BGP-LS: What is it and is it still needed?
A generally accepted tradeoff in networking is state vs optimality. Routing Interior Gateway Protocols (IGPs) like OSPF and IS-IS are segmented into areas, in part, to reduce the amount of routing information each router must manage, and to reduce the amount of routing information that is propagated when a topology change occurs. However, this segmentation comes at a cost, less information could mean less optimal end-to-end routing, a specific issue for source-routed paradigms, that are looking to create disjoint paths end to end/optimal routing. With the emergence of Segment Routing, this issue is getting more attention.
BGP link state (BGP-LS), transports IGP link state information via BGP, but BGP does not use the information in its own routing decisions.
While BGP-LS could be used in a controller-less network, the obvious question is if the network architecture has prescribed multiple areas, then presumably, there is a reason, for example state reduction.
In an augmented network, that makes use of a controller for optimizations, the tradeoff pivots a little, because while areas may still make sense with respect to managing state within routers, the controller may be able to manage more state, especially if it has access to gobs of memory and/or can scale-out. This assumes naturally that the extra load on BGP, due to BGP-LS, does not cause problems.
Figure 1. BGP-LS Drivers
There are three main drivers for BGP-LS/ a solution like BGP-LS. Figure 1.
Perceived difficulty in extracting information from OSPF/IS-IS
Potential requirement to extract information from many routers
The importance of optimal/disjoint routing
There was a good discussion of these issues in a recent Packet Pushers episode, between Ethan Banks and Hannes Gredler.
Extracting information from OSPF/IS-IS
The argument for BGP-LS goes something like this:
OSPF/IS-IS do not use TCP
It is much easier for an application programmer to use a TCP-based approach
The general idea is that OSPF/IS-IS lack the TCP pacing mechanisms that prevent a receiver being overwhelmed and still eventually receiving all the packets. In addition, integrating OSPF/IS-IS state machines and transport modules requires very specialized programming experience.
Image Source: Packets and Stuff
Extracting information from many routers
Most Enterprise architecture books recommend 2 or 3 areas only. In the 90’s the recommendation was 3 areas, core, distribution and access. The modern trend is towards recommending two, core and distribution/access.
There is at least one well known OSPF network that has traditionally architected each POP as its own area. In a network like this, information would need to be extracted from hundreds of routers, especially when backup is considered. While the need for so many areas may have been more acute in 2013, when BGP-LS was being conceptualized, it could still be an architectural choice today, in fact there is a certain logic to it, why should other routers be burdened with the knowledge of routes within a POP.

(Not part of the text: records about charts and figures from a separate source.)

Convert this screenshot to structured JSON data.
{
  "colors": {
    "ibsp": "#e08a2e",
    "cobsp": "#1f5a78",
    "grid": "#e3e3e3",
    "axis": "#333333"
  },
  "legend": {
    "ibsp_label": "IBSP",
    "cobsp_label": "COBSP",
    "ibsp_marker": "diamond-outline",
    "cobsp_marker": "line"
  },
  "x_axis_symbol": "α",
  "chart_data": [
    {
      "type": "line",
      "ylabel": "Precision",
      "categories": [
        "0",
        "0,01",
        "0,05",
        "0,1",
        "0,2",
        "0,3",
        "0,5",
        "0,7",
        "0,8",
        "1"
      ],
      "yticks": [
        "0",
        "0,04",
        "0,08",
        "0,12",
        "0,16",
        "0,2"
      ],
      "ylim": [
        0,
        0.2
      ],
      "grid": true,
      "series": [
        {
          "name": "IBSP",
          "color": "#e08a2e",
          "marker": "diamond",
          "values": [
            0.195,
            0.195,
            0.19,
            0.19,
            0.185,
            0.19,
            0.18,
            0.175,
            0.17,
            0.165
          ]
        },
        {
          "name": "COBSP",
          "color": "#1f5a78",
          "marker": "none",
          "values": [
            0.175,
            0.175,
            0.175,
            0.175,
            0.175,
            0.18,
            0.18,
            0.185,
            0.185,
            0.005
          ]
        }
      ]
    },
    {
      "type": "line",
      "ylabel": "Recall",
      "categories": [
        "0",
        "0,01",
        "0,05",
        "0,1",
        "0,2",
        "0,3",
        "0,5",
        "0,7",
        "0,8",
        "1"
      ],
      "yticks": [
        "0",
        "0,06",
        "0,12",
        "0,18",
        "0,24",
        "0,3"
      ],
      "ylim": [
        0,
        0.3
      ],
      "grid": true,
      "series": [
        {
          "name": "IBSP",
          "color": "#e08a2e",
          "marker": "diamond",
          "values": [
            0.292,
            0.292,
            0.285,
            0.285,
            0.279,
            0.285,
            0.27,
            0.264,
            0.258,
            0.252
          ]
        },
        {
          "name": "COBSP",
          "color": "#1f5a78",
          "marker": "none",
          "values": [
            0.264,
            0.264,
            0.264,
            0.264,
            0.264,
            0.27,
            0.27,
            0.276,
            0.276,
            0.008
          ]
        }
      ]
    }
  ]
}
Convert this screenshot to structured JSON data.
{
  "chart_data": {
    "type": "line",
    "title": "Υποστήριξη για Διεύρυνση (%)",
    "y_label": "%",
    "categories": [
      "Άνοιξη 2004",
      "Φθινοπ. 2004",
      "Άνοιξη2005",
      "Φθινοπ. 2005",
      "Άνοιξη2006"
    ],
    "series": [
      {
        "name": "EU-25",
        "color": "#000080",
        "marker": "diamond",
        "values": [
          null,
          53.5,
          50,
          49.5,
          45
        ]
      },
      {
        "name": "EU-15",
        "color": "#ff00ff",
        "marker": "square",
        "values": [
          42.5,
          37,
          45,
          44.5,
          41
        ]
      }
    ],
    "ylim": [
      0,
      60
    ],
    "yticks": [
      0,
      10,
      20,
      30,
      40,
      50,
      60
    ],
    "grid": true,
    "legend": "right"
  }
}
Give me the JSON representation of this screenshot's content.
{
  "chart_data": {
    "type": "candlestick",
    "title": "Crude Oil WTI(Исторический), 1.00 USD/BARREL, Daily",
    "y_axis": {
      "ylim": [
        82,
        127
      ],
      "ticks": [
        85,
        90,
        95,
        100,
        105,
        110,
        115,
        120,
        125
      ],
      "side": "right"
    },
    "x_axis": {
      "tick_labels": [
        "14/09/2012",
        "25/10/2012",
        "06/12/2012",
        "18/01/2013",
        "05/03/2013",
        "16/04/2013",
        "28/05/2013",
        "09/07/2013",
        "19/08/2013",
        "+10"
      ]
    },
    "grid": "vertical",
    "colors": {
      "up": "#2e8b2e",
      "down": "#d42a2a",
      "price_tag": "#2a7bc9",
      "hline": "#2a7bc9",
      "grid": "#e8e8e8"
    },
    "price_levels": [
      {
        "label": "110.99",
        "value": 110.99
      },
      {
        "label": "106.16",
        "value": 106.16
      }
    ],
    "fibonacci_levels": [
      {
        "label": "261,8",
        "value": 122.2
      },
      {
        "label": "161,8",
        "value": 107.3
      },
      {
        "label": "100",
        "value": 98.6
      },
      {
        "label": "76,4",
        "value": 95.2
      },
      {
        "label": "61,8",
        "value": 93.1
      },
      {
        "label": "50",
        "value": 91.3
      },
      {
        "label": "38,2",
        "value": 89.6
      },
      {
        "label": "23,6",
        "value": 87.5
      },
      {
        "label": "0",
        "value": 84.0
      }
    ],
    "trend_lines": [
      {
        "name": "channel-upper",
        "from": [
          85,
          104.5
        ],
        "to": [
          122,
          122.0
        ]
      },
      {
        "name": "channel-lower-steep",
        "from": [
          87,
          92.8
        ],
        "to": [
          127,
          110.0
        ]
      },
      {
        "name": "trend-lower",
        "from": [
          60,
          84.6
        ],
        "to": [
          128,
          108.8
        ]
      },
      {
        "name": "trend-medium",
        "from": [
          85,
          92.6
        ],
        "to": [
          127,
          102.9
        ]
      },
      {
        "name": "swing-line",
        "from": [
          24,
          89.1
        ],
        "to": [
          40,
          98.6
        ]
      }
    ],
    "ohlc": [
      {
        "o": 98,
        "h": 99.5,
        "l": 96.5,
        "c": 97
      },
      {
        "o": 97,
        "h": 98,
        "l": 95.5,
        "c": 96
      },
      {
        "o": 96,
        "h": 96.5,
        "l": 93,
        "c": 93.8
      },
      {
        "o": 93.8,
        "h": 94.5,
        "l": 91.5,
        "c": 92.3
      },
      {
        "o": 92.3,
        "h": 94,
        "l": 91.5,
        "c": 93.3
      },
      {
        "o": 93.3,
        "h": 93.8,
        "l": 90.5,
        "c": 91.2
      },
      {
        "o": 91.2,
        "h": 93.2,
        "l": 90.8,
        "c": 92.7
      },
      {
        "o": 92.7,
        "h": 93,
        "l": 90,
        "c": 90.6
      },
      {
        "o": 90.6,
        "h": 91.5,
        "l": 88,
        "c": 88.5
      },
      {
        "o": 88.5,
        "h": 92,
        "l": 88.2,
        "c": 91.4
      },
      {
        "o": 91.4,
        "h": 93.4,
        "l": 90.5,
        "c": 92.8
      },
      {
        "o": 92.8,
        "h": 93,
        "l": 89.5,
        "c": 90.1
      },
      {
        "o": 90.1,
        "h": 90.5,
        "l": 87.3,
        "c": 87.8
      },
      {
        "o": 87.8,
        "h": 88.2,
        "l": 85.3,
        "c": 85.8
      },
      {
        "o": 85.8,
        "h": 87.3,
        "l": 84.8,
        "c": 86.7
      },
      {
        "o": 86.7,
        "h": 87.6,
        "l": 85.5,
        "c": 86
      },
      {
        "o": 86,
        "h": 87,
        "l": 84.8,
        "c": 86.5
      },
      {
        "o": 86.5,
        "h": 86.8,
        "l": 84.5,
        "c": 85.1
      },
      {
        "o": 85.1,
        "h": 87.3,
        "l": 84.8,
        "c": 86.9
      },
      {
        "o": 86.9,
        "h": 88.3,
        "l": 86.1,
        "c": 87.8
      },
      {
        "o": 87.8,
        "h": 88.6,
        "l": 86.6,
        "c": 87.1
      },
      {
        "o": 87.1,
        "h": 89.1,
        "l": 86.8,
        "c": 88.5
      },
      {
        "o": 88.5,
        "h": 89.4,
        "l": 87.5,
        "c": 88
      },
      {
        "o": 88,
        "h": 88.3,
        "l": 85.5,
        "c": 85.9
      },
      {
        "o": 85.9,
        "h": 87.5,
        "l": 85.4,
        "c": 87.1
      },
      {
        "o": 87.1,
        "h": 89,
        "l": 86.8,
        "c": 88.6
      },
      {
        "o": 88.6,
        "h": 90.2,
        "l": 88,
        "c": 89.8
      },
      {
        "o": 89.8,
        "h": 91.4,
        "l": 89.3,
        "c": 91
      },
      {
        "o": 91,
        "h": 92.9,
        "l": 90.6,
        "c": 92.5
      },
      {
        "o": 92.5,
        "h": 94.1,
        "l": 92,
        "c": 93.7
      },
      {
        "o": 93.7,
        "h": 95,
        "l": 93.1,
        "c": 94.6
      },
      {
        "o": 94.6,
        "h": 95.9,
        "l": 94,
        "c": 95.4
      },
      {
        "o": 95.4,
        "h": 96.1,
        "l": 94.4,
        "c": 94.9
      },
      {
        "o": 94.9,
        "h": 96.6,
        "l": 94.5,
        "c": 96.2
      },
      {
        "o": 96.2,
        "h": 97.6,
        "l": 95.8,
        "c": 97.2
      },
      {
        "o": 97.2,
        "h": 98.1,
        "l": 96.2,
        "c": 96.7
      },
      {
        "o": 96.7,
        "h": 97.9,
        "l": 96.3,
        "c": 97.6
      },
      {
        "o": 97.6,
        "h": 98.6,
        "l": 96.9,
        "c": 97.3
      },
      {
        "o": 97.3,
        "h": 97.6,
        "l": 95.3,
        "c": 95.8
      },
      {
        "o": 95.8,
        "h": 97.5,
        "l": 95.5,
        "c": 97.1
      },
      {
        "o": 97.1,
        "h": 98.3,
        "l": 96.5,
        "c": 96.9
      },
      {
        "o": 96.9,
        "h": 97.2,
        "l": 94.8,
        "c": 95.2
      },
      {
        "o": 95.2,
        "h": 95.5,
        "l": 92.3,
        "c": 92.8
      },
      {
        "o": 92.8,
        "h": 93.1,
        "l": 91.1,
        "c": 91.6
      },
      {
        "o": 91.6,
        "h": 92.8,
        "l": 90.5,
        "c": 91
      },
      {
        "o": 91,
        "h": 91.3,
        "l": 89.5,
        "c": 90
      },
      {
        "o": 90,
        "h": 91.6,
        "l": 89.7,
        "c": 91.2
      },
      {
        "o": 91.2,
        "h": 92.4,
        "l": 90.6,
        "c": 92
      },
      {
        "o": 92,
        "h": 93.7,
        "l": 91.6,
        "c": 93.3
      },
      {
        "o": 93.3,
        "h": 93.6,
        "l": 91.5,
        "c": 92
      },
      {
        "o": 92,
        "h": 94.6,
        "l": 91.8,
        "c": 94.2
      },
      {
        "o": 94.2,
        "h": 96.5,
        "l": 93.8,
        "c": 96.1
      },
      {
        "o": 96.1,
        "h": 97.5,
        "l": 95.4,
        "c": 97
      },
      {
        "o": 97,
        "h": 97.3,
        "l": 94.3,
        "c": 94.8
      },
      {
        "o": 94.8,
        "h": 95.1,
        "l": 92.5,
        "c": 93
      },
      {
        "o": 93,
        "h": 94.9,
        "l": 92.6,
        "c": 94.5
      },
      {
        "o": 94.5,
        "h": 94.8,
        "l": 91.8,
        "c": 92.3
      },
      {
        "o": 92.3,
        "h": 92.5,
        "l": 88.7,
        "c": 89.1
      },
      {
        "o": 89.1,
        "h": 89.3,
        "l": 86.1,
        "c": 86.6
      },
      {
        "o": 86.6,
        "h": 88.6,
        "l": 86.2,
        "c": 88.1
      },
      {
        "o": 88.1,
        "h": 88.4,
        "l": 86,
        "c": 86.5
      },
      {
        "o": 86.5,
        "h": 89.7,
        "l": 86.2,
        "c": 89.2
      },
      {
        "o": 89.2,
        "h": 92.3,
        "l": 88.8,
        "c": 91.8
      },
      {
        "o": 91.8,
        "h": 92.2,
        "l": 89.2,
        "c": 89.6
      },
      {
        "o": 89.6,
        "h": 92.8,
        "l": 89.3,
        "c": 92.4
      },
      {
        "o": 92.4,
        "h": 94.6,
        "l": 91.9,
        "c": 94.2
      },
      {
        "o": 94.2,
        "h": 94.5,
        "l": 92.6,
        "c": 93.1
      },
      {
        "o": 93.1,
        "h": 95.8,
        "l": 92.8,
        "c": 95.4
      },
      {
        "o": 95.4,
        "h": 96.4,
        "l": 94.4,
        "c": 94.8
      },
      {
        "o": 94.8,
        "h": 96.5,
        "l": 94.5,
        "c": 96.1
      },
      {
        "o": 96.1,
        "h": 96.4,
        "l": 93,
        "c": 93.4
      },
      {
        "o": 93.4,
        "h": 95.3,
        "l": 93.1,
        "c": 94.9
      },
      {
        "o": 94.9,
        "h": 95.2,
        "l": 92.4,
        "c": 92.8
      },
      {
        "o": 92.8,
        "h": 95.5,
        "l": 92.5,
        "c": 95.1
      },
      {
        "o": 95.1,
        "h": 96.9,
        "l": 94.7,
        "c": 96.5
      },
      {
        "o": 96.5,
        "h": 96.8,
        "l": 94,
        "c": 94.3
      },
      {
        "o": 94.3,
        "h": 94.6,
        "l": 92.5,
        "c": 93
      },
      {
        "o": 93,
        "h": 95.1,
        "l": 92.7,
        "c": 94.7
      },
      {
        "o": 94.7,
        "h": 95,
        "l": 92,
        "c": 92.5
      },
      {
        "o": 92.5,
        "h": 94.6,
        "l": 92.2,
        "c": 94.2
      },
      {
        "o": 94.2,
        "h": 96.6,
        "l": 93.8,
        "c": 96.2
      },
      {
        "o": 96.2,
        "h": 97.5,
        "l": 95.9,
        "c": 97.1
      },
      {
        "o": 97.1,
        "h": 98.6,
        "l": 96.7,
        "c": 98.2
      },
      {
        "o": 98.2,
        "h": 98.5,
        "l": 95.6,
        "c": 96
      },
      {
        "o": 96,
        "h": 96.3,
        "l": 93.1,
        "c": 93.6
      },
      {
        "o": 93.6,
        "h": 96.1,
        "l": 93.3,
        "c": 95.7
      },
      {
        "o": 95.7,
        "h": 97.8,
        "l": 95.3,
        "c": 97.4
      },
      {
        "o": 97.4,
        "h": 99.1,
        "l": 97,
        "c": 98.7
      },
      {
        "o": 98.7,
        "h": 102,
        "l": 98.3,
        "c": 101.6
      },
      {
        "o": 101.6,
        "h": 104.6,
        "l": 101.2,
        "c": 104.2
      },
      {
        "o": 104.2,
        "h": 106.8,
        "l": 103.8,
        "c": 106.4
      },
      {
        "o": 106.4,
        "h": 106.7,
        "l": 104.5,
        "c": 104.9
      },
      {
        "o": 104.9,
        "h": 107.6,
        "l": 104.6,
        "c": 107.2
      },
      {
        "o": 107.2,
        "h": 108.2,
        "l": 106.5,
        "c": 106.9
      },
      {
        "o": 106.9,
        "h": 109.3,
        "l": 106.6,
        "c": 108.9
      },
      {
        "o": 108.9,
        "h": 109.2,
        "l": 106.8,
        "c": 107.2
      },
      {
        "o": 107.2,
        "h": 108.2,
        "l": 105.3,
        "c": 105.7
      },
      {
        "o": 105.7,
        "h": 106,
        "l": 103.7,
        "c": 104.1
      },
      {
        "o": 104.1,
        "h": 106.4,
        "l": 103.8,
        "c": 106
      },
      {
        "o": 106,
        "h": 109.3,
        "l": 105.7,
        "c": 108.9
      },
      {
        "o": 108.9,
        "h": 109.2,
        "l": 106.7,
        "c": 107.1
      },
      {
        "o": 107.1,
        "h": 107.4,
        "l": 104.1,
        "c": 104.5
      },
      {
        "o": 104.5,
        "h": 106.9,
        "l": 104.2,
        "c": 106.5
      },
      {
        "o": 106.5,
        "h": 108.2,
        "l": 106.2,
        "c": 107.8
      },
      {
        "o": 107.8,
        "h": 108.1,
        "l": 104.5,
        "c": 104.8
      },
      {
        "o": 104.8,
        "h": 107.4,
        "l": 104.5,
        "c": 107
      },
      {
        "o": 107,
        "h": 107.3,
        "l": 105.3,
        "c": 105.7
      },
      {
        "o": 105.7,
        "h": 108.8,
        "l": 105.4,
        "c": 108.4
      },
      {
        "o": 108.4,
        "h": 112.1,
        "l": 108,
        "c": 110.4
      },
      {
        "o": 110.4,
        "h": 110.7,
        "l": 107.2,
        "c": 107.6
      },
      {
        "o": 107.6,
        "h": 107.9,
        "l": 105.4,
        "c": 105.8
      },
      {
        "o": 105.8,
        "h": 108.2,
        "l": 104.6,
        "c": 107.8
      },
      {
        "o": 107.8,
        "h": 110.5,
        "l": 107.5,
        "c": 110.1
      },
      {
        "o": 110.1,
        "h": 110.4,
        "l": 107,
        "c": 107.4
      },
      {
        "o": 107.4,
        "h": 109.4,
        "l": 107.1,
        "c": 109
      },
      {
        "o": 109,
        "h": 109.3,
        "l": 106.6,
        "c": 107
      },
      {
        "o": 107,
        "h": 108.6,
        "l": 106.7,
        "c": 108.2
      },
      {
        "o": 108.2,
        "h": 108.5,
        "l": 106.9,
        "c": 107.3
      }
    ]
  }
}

Clearly there is significant variation across networks in the number of areas. It is also true, that with 64-bit operating systems, multi-core processors, and increased processing power/memory, routers are much more capable than they once were. There are exceptions of course. Routers installed many years ago but still in service, and even some newer access routers.
Your mileage may vary…
The Importance of Disjoint/Optimal routing
In some senses, the entire raison d’etre of source routing is the ability for an edge router to precisely select the path through a network, whether augmented or not. No surprise then this is a current topic of conversation as segment routing gains momentum.
Other drivers for optimal/disjoint routing vary from network to network depending on mission, capacity, and other factors.
Image Source: Packets and Stuff
Alternatives to BGP-LS
A couple of alternatives to BGP-LS have already been discussed: application programs being OSPF/IS-IS listeners, and building networks with routers that have enough control plane capacity to support a small number of areas, in the extreme one, though best practices suggest there should always be at least two, to keep the core focused on high-speed packet forwarding.
When BGP-LS was developed, there were few of the interfaces to routers that are now emerging: NETCONF/RESTCONF, streaming telemetry, and even interfaces directly into routing tables/protocols. As these interfaces mature in support of augmented routing, will BGP-LS remain the preferred method of choice for digesting routing state? That would be speculation at this point.
Conclusion
There are many networks with only a few areas, there are small number with hundreds of areas, and likely, a number of networks with tens of areas. Arista, Cisco, Huawei, Juniper, and Nokia all claim support for BGP-LS, so whether there is a strong argument for it in a network or not, it is there, and it can be used if optimal routing and or end-to-end visibility for source-routed/augmented routing is desired/required.
Whether BGP-LS is the long-term solution or not, is arguably a TBD, but it does appear to be the emerging approach of choice, today, with support from the major suppliers.
An earlier article was published focusing on some big picture issues related to Segment Routing Solution Criteria. Not all details were covered. BGP-LS would be an addition.